After taking the rap for Simone for a strongbox theft in the adjacent jewel shop, Marcello is incarcerated for one year, and becomes a pariah by the rest when he returns, when he demands financial compensation from Simone for his prison stint, the latter just keeps fudging the issue. Only after being publicly drubbed and humiliated, the battered doormat finally exacts his revenge on his victimizer (who is not too bright after all), although he only tries to extract an apology from the bullish Simone, their David-and-Goliath confrontation soon ends in casualty, owing to Marcello’s self-preservation instinct and a quirk of fate.
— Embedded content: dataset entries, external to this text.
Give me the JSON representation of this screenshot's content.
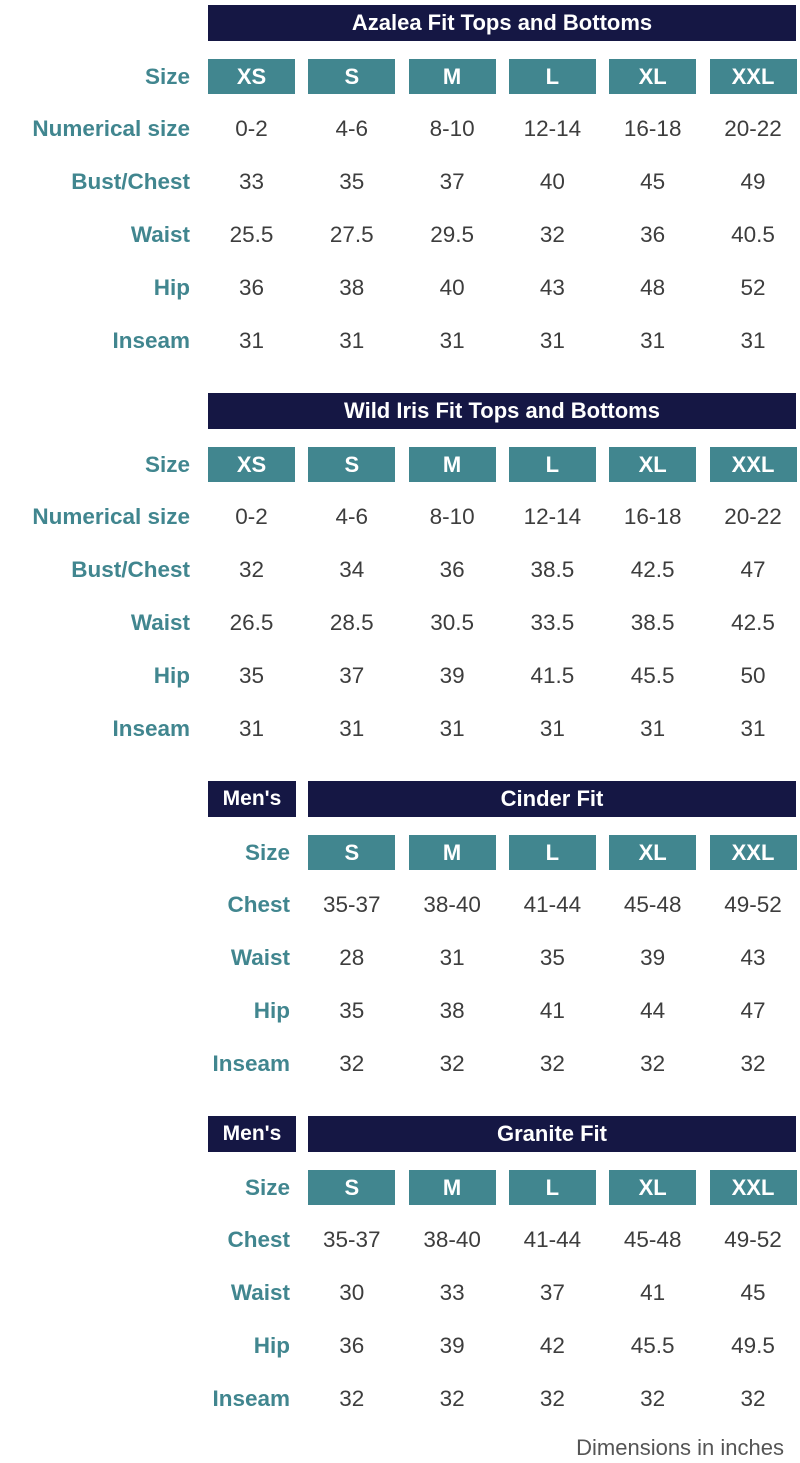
{
  "footnote": "Dimensions in inches",
  "tables": [
    {
      "id": "azalea",
      "title": "Azalea Fit Tops and Bottoms",
      "mens_label": "",
      "size_label": "Size",
      "sizes": [
        "XS",
        "S",
        "M",
        "L",
        "XL",
        "XXL"
      ],
      "rows": [
        {
          "label": "Numerical size",
          "values": [
            "0-2",
            "4-6",
            "8-10",
            "12-14",
            "16-18",
            "20-22"
          ]
        },
        {
          "label": "Bust/Chest",
          "values": [
            "33",
            "35",
            "37",
            "40",
            "45",
            "49"
          ]
        },
        {
          "label": "Waist",
          "values": [
            "25.5",
            "27.5",
            "29.5",
            "32",
            "36",
            "40.5"
          ]
        },
        {
          "label": "Hip",
          "values": [
            "36",
            "38",
            "40",
            "43",
            "48",
            "52"
          ]
        },
        {
          "label": "Inseam",
          "values": [
            "31",
            "31",
            "31",
            "31",
            "31",
            "31"
          ]
        }
      ]
    },
    {
      "id": "wild-iris",
      "title": "Wild Iris Fit Tops and Bottoms",
      "mens_label": "",
      "size_label": "Size",
      "sizes": [
        "XS",
        "S",
        "M",
        "L",
        "XL",
        "XXL"
      ],
      "rows": [
        {
          "label": "Numerical size",
          "values": [
            "0-2",
            "4-6",
            "8-10",
            "12-14",
            "16-18",
            "20-22"
          ]
        },
        {
          "label": "Bust/Chest",
          "values": [
            "32",
            "34",
            "36",
            "38.5",
            "42.5",
            "47"
          ]
        },
        {
          "label": "Waist",
          "values": [
            "26.5",
            "28.5",
            "30.5",
            "33.5",
            "38.5",
            "42.5"
          ]
        },
        {
          "label": "Hip",
          "values": [
            "35",
            "37",
            "39",
            "41.5",
            "45.5",
            "50"
          ]
        },
        {
          "label": "Inseam",
          "values": [
            "31",
            "31",
            "31",
            "31",
            "31",
            "31"
          ]
        }
      ]
    },
    {
      "id": "cinder",
      "title": "Cinder Fit",
      "mens_label": "Men's",
      "size_label": "Size",
      "sizes": [
        "S",
        "M",
        "L",
        "XL",
        "XXL"
      ],
      "rows": [
        {
          "label": "Chest",
          "values": [
            "35-37",
            "38-40",
            "41-44",
            "45-48",
            "49-52"
          ]
        },
        {
          "label": "Waist",
          "values": [
            "28",
            "31",
            "35",
            "39",
            "43"
          ]
        },
        {
          "label": "Hip",
          "values": [
            "35",
            "38",
            "41",
            "44",
            "47"
          ]
        },
        {
          "label": "Inseam",
          "values": [
            "32",
            "32",
            "32",
            "32",
            "32"
          ]
        }
      ]
    },
    {
      "id": "granite",
      "title": "Granite Fit",
      "mens_label": "Men's",
      "size_label": "Size",
      "sizes": [
        "S",
        "M",
        "L",
        "XL",
        "XXL"
      ],
      "rows": [
        {
          "label": "Chest",
          "values": [
            "35-37",
            "38-40",
            "41-44",
            "45-48",
            "49-52"
          ]
        },
        {
          "label": "Waist",
          "values": [
            "30",
            "33",
            "37",
            "41",
            "45"
          ]
        },
        {
          "label": "Hip",
          "values": [
            "36",
            "39",
            "42",
            "45.5",
            "49.5"
          ]
        },
        {
          "label": "Inseam",
          "values": [
            "32",
            "32",
            "32",
            "32",
            "32"
          ]
        }
      ]
    }
  ]
}
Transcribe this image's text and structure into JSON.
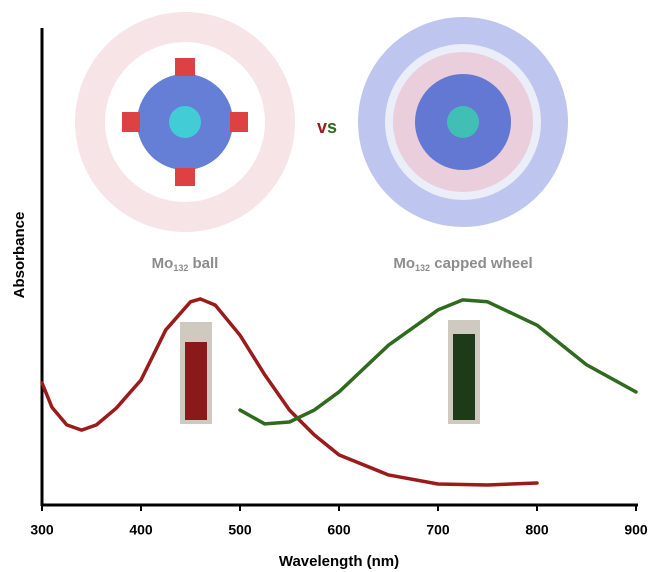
{
  "chart_data": {
    "type": "line",
    "x_label": "Wavelength (nm)",
    "y_label": "Absorbance",
    "xlim": [
      300,
      900
    ],
    "xticks": [
      300,
      400,
      500,
      600,
      700,
      800,
      900
    ],
    "ylim": [
      0,
      1
    ],
    "series": [
      {
        "name": {
          "base": "Mo",
          "sub": "132",
          "rest": " ball"
        },
        "color": "#9b1b1b",
        "x": [
          300,
          310,
          325,
          340,
          355,
          375,
          400,
          425,
          450,
          460,
          475,
          500,
          525,
          550,
          575,
          600,
          650,
          700,
          750,
          800
        ],
        "values": [
          0.256,
          0.205,
          0.168,
          0.157,
          0.168,
          0.203,
          0.262,
          0.367,
          0.426,
          0.432,
          0.419,
          0.356,
          0.273,
          0.199,
          0.147,
          0.105,
          0.063,
          0.044,
          0.042,
          0.046
        ]
      },
      {
        "name": {
          "base": "Mo",
          "sub": "132",
          "rest": " capped wheel"
        },
        "color": "#2f6a1e",
        "x": [
          500,
          525,
          550,
          575,
          600,
          650,
          700,
          725,
          750,
          800,
          850,
          900
        ],
        "values": [
          0.199,
          0.17,
          0.174,
          0.199,
          0.237,
          0.335,
          0.409,
          0.43,
          0.426,
          0.377,
          0.294,
          0.237
        ]
      }
    ],
    "vs_label": {
      "parts": [
        "v",
        "s"
      ]
    }
  }
}
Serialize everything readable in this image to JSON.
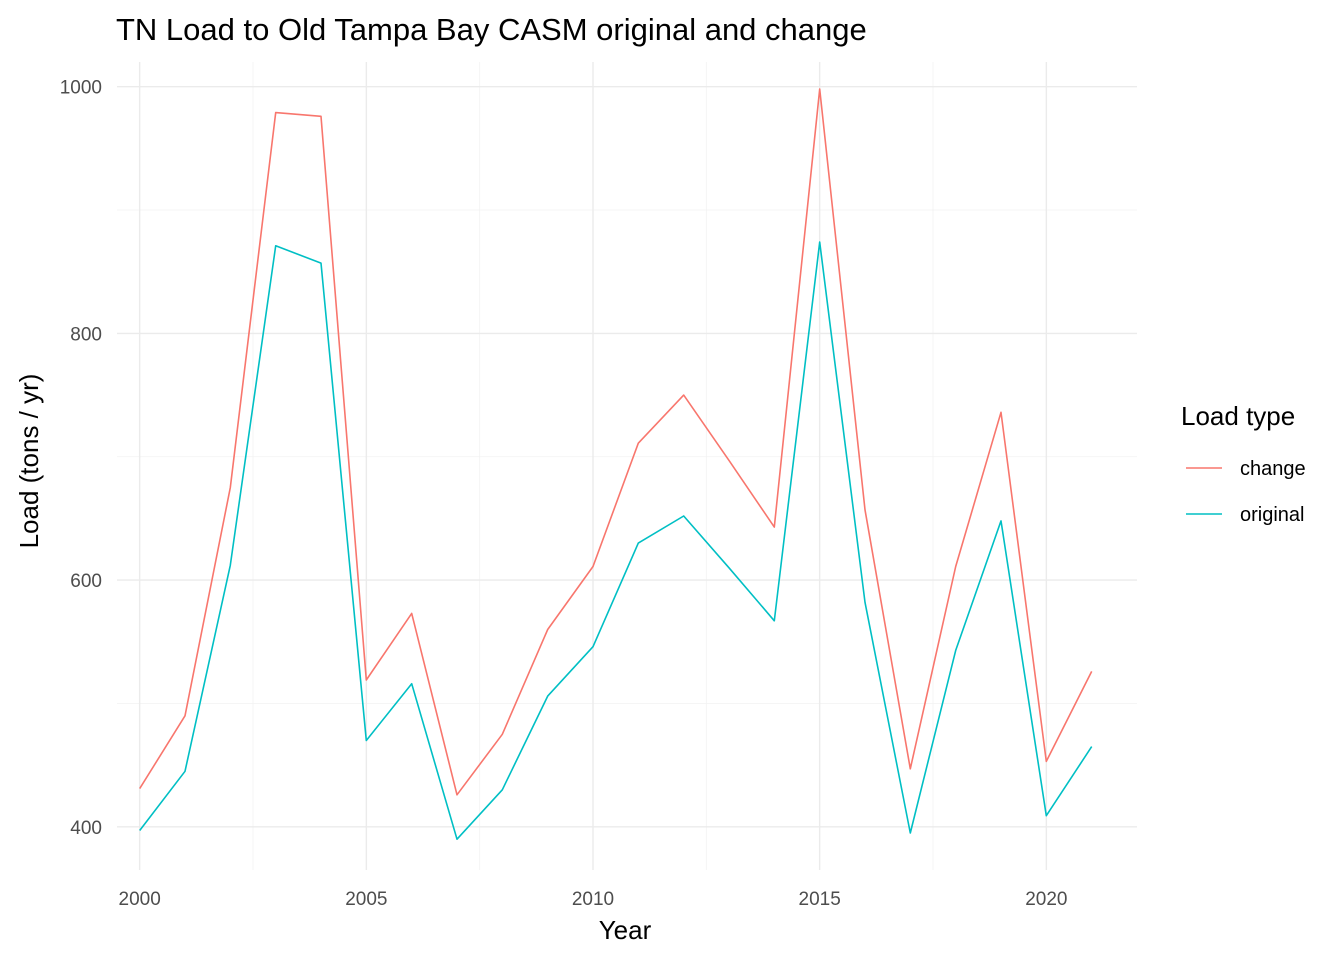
{
  "chart_data": {
    "type": "line",
    "title": "TN Load to Old Tampa Bay CASM original and change",
    "xlabel": "Year",
    "ylabel": "Load (tons / yr)",
    "xlim": [
      1999.5,
      2022
    ],
    "ylim": [
      365,
      1020
    ],
    "x_ticks": [
      2000,
      2005,
      2010,
      2015,
      2020
    ],
    "y_ticks": [
      400,
      600,
      800,
      1000
    ],
    "grid": true,
    "legend": {
      "title": "Load type",
      "position": "right"
    },
    "x": [
      2000,
      2001,
      2002,
      2003,
      2004,
      2005,
      2006,
      2007,
      2008,
      2009,
      2010,
      2011,
      2012,
      2013,
      2014,
      2015,
      2016,
      2017,
      2018,
      2019,
      2020,
      2021
    ],
    "series": [
      {
        "name": "change",
        "color": "#F8766D",
        "values": [
          431,
          490,
          675,
          979,
          976,
          519,
          573,
          426,
          475,
          560,
          611,
          711,
          750,
          697,
          643,
          998,
          657,
          447,
          611,
          736,
          453,
          526
        ]
      },
      {
        "name": "original",
        "color": "#00BFC4",
        "values": [
          397,
          445,
          612,
          871,
          857,
          470,
          516,
          390,
          430,
          506,
          546,
          630,
          652,
          610,
          567,
          874,
          582,
          395,
          543,
          648,
          409,
          465
        ]
      }
    ]
  }
}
In a desperate move to mollify his wounded manhood and reclaim an acceptance from the community, he foregoes his original corpse-incinerating plan, instead flaunts it to prove his worth, but Garrone cunningly suffixes it with a desolate coda tampered with a light touch of surrealism, granting Marcello Fonte a killer long shot, during which, the actor runs an impressive gamut of how excitement is blunted, and subsumed into a state of daze and disconsolation, commendably wins him Cannes’ BEST ACTOR honor for this gritty, gripping, gruesome cautionary tale delving into the insalubrious psyche of male pride and bullying dominance.

referential entries: Garrone’s GOMORRAH (2008, 7.2/10), REALITY (2012, 7.8/10), TALE OF TALES (2015, 7.2/10).